Another Word For It Patrick Durusau on Topic Maps and Semantic Diversity

August 21, 2011

Microdata and RDFa Living Together in Harmony

Filed under: Microdata,RDFa — Patrick Durusau @ 7:07 pm

Microdata and RDFa Living Together in Harmony by Jeni Tennison.

From the post:

One of the options that the TAG put forward when it asked the W3C to put together task force on embedded data in HTML was the co-existence of RDFa and microdata. If that’s what we’re headed for, what might make things easier for consumers and publishers who have to live in that world?
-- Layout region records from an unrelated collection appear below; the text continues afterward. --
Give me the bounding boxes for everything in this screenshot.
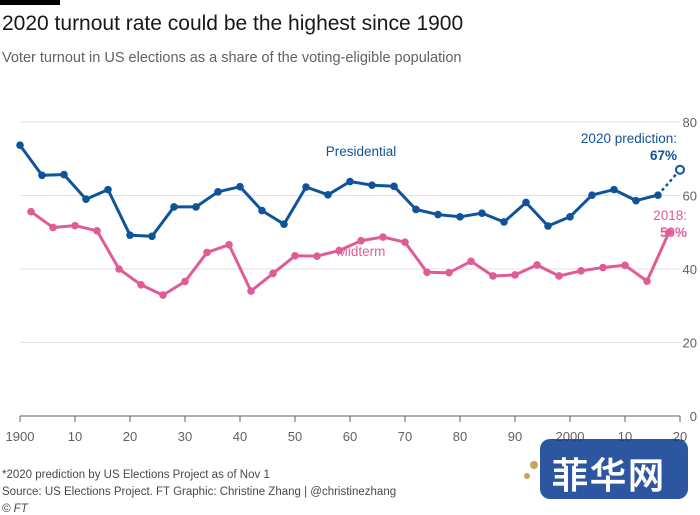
midterm-point — [401, 238, 409, 246]
prediction-annotation: 2020 prediction: — [581, 131, 677, 146]
presidential-point — [280, 220, 288, 228]
midterm-2018-annotation-value: 50% — [660, 225, 687, 240]
midterm-2018-annotation: 2018: — [653, 208, 687, 223]
presidential-point — [126, 231, 134, 239]
presidential-point — [302, 183, 310, 191]
midterm-point — [423, 268, 431, 277]
presidential-point — [434, 210, 442, 219]
x-tick-label: 1900 — [6, 429, 35, 444]
midterm-point — [643, 277, 651, 285]
midterm-point — [555, 272, 563, 280]
x-tick-label: 80 — [453, 429, 467, 444]
x-tick-label: 90 — [508, 429, 522, 444]
x-tick-label: 10 — [68, 429, 82, 444]
x-tick-label: 40 — [233, 429, 247, 444]
midterm-point — [511, 271, 519, 279]
source-note: Source: US Elections Project. FT Graphic… — [2, 486, 397, 498]
presidential-point — [544, 222, 552, 230]
midterm-point — [445, 268, 453, 277]
midterm-point — [225, 240, 233, 249]
y-tick-label: 80 — [683, 115, 697, 130]
midterm-point — [49, 223, 57, 232]
presidential-point — [632, 196, 640, 205]
copyright: © FT — [2, 503, 28, 515]
presidential-point — [258, 206, 266, 215]
chart-title: 2020 turnout rate could be the highest s… — [2, 12, 464, 35]
presidential-point — [324, 190, 332, 199]
x-tick-label: 60 — [343, 429, 357, 444]
watermark-logo: 菲华网 — [522, 437, 692, 503]
midterm-point — [93, 226, 101, 235]
presidential-point — [456, 213, 464, 221]
presidential-point — [610, 185, 618, 194]
presidential-point — [588, 191, 596, 199]
y-tick-label: 40 — [683, 262, 697, 277]
midterm-point — [115, 265, 123, 273]
midterm-point — [181, 277, 189, 286]
x-tick-label: 30 — [178, 429, 192, 444]
midterm-point — [159, 291, 167, 299]
midterm-point — [247, 287, 255, 295]
presidential-point — [500, 218, 508, 226]
presidential-line — [18, 144, 659, 238]
presidential-point — [16, 141, 24, 149]
midterm-point — [27, 207, 35, 216]
chart-subtitle: Voter turnout in US elections as a share… — [2, 50, 462, 66]
presidential-point — [60, 170, 68, 179]
presidential-point — [170, 203, 178, 211]
presidential-point — [148, 232, 156, 241]
midterm-point — [533, 261, 541, 269]
midterm-point — [313, 252, 321, 260]
midterm-point — [621, 261, 629, 270]
brand-top-bar — [0, 0, 60, 5]
presidential-point — [104, 185, 112, 194]
midterm-point — [203, 248, 211, 257]
presidential-series-label: Presidential — [326, 144, 397, 159]
presidential-point — [38, 171, 46, 180]
midterm-point — [467, 257, 475, 266]
presidential-point — [412, 205, 420, 214]
presidential-point — [82, 195, 90, 203]
midterm-point — [335, 246, 343, 255]
x-tick-label: 20 — [123, 429, 137, 444]
midterm-point — [665, 228, 673, 237]
presidential-point — [192, 203, 200, 211]
midterm-point — [379, 233, 387, 241]
x-tick-label: 50 — [288, 429, 302, 444]
presidential-point — [522, 198, 530, 207]
x-tick-label: 70 — [398, 429, 412, 444]
y-tick-label: 20 — [683, 336, 697, 351]
midterm-point — [577, 267, 585, 275]
prediction-point — [675, 164, 685, 175]
presidential-point — [214, 188, 222, 196]
midterm-point — [291, 251, 299, 260]
midterm-point — [357, 236, 365, 245]
midterm-point — [599, 263, 607, 272]
presidential-point — [368, 181, 376, 190]
midterm-series-label: Midterm — [337, 244, 386, 259]
prediction-annotation-value: 67% — [650, 148, 677, 163]
y-tick-label: 60 — [683, 189, 697, 204]
presidential-point — [390, 182, 398, 191]
midterm-point — [489, 272, 497, 280]
watermark-dot — [530, 461, 538, 469]
watermark-dot — [524, 473, 530, 479]
midterm-point — [71, 221, 79, 230]
prediction-dotted-line — [657, 168, 681, 196]
presidential-point — [478, 209, 486, 217]
prediction-footnote: *2020 prediction by US Elections Project… — [2, 469, 270, 481]
presidential-point — [346, 177, 354, 186]
presidential-point — [236, 182, 244, 191]
y-tick-label: 0 — [690, 409, 697, 424]
watermark-background — [540, 439, 688, 499]
midterm-point — [269, 269, 277, 278]
presidential-point — [566, 213, 574, 221]
watermark-text: 菲华网 — [552, 456, 667, 497]
midterm-point — [137, 281, 145, 289]
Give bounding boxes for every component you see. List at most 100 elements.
In a situation where there are two competing standards, I think that developers — both on the publication and consumption sides — are going to want to hedge their bets. They will want to avoid being tied to one syntax in case it turns out that that syntax isn’t supported by the majority of publishers/consumers in the long term and they have to switch.

Publishers like us at legislation.gov.uk who are aiming to share their data to whoever is interested in it (rather than having a particular consumer in mind) are also likely to want to publish in both microdata and RDFa, rather than force potential consumers to adopt a particular processing model, and will therefore need to mix the syntaxes within their pages.

Interesting and detailed analysis of the issues of reconciling microdata and RDFa.

Jeni asks if this type of analysis is worthy of something more official than a blog post.

I would say yes. I think this sort of mapping analysis should be published along with any competing format.

You would not frequent a software project that lacks version control.

Why use a data format/annotation that doesn’t provide a mapping to “competing” formats? (The emphasis being on “competing” formats. Not mappings to any possible format but to those in direct competition with the proposed format/annotation system.)

I have no objection to new formats but if there is an existing format, document its shortcomings and a mapping to the new format, along with where the mapping fails.

Doesn’t save us from competing formats but it may ease the evaluation and/or co-existence of formats.

From a topic map perspective, such a mapping is just more grist for the mill.